When packages cannot be installed via pip or when you want a package to be built in a specific way, e.g., linked against specific libraries, you may need to download and build the package for yourself. The instructions for building a package are generally a part of the package’s documentation. For example, see the instructions to manually install the mpi4py package here. Importantly, notice the last step:

python install --user

The --user switch ensures that the package is installed to your home directory, and not a directory like /usr/local. Even when you manually build a package, it is only compatible and available for the specific version of Python loaded while building it.

When building packages yourself, you will generally have to manage dependencies yourself, i.e., they will not automatically be installed.

The conda package manager

conda is a package manager similar to pip, but with two major improvements over pip:

  1. conda also installs non-Python packages and dependencies. For example, the numpy package has dependencies such as ATLAS, gfortran, etc., and pip is not able to install these for you. conda will automatically install such dependencies.

  2. conda also lets users create and manage “environments”. A conda environment is a directory containing a specific version of Python and a collection of packages for this version of Python.

conda is available as part of any of the anconda modules.

Creating an environment

You can create a conda environment using the conda create command, and specify what version of Python to install in this environment:

$ module add anaconda3/2.5.0
$ conda create -n my_env python=3.5

Once an environment is created, you can “enter”, or “activate” it using the following command:

$ source activate my_env

You will now be running the environment’s Python:

(my_env) $ python --version
Python 3.5.2 :: Continuum Analytics, Inc.

(my_env) $ which python

You can “exit” or “deactivate” the environment using the following command:

(my_env) $ source deactivate

Installing packages in an environment

A newly created conda environment contains a few core packages, but in general, you will have to install whatever packages you need inside this environment. Any packages you install will be available only within the environment.

The conda install command can be used to download many packages popularly used in scientific computing and data analysis. A full list of packages is maintained here. For example:

(my_env) $ conda install numpy

You can even install a specific version:

(my_env) $ conda install numpy=1.11

You can also use pip to install packages; but you don’t need the --user switch; pip will automatically install into the environment’s directory.

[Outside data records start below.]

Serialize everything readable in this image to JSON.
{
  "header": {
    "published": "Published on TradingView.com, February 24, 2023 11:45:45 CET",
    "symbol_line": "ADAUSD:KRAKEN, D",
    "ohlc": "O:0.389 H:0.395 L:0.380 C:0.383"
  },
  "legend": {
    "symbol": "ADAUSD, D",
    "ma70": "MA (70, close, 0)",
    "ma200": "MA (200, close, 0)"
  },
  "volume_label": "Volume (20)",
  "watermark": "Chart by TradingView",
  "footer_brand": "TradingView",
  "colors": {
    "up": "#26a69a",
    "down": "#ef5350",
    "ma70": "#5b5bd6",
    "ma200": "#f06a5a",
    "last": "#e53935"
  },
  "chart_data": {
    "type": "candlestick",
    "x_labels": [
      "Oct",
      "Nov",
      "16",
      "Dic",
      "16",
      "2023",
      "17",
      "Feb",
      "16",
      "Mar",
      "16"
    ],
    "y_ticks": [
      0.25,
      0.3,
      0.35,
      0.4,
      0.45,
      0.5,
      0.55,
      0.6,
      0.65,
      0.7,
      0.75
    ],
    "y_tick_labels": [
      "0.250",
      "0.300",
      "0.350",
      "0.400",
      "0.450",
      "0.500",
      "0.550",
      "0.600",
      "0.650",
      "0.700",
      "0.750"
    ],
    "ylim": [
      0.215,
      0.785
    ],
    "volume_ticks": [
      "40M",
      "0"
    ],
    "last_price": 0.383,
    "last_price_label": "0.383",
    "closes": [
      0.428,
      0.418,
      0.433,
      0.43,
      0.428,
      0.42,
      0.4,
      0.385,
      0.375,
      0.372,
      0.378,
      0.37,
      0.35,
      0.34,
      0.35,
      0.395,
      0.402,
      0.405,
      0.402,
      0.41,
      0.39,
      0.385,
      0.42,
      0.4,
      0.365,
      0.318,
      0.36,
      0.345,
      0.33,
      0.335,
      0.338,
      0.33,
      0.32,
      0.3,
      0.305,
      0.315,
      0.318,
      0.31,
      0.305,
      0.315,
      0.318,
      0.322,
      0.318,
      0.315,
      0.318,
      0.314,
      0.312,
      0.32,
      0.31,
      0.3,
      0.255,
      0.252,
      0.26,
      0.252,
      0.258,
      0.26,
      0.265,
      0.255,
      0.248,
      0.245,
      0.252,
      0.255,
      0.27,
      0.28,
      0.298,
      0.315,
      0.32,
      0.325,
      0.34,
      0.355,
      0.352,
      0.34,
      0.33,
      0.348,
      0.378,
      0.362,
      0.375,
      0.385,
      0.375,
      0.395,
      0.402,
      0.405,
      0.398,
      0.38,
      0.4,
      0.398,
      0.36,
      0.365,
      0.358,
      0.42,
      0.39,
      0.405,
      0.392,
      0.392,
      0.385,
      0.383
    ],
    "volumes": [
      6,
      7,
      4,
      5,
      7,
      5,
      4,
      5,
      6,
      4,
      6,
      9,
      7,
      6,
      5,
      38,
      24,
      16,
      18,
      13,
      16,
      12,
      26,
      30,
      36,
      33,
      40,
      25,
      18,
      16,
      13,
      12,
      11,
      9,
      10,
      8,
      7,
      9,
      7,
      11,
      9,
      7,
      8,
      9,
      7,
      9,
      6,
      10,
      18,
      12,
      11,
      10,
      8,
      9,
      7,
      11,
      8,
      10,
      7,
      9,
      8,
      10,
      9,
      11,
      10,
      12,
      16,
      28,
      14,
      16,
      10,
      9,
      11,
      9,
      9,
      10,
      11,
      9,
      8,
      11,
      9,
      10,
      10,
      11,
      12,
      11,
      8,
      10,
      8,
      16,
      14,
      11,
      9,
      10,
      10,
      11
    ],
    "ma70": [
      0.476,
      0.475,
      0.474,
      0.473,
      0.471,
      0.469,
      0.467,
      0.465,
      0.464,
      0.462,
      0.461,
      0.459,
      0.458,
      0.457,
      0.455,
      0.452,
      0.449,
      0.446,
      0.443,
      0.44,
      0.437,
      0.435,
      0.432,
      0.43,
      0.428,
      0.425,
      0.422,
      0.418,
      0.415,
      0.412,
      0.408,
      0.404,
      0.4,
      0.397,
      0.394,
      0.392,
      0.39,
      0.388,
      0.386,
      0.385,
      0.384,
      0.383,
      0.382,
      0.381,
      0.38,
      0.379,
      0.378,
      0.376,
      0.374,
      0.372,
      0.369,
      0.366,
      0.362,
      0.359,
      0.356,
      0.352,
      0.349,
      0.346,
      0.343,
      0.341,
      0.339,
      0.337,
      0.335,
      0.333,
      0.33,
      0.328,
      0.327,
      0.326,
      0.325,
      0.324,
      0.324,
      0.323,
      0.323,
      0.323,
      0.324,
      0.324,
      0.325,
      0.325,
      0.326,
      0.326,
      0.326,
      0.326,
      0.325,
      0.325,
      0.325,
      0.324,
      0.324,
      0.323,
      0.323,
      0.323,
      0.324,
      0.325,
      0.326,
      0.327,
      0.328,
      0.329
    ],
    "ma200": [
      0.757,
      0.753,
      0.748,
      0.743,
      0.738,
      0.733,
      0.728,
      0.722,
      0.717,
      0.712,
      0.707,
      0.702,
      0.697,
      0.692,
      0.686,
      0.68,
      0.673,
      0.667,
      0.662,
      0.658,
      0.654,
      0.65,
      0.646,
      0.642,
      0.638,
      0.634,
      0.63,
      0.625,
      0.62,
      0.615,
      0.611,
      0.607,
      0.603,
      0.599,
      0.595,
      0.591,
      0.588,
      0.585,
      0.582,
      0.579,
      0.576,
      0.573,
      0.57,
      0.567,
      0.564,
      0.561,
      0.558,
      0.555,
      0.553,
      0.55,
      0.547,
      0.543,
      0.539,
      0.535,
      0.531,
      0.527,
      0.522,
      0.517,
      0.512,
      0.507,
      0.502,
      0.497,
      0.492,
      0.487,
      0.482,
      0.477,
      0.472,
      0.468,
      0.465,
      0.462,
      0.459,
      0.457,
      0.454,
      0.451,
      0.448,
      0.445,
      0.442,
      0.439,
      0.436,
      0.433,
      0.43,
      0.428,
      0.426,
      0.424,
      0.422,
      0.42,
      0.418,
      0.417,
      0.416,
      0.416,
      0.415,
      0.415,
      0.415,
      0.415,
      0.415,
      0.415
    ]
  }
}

(my_env) $ pip install package-name

Lastly, you can build packages manually, but you don’t need the --user switch when running python pip will automatically install into the environment’s directory.

Cloning an existing environment

When you load any of the anaconda modules, the default conda environment is the root environment. Although you can use all the packages that are part of this environment, you do not have permissions to install any packages into this environment.

You can however, create your own personal “clone” of the root environment, as follows:

$ conda create -n my_root --clone=/software/anaconda3/2.5.0

conda documentation

For more information about the conda package manager, and for more advanced package management, see the official conda documentation here.

Using conda environments to manage multiple Python projects

Suppose you are working on two different projects which have the following requirements:

The first project requires Python 2.7 and a set of Python packages such as numpy. The second package requires Python 3.4, and a different set of Python packages. The recommended method is to set up a separate conda environment for each project, and install the specific versions of packages required. Within each environment, you can use pip or conda to install the packages, or build them yourself from source.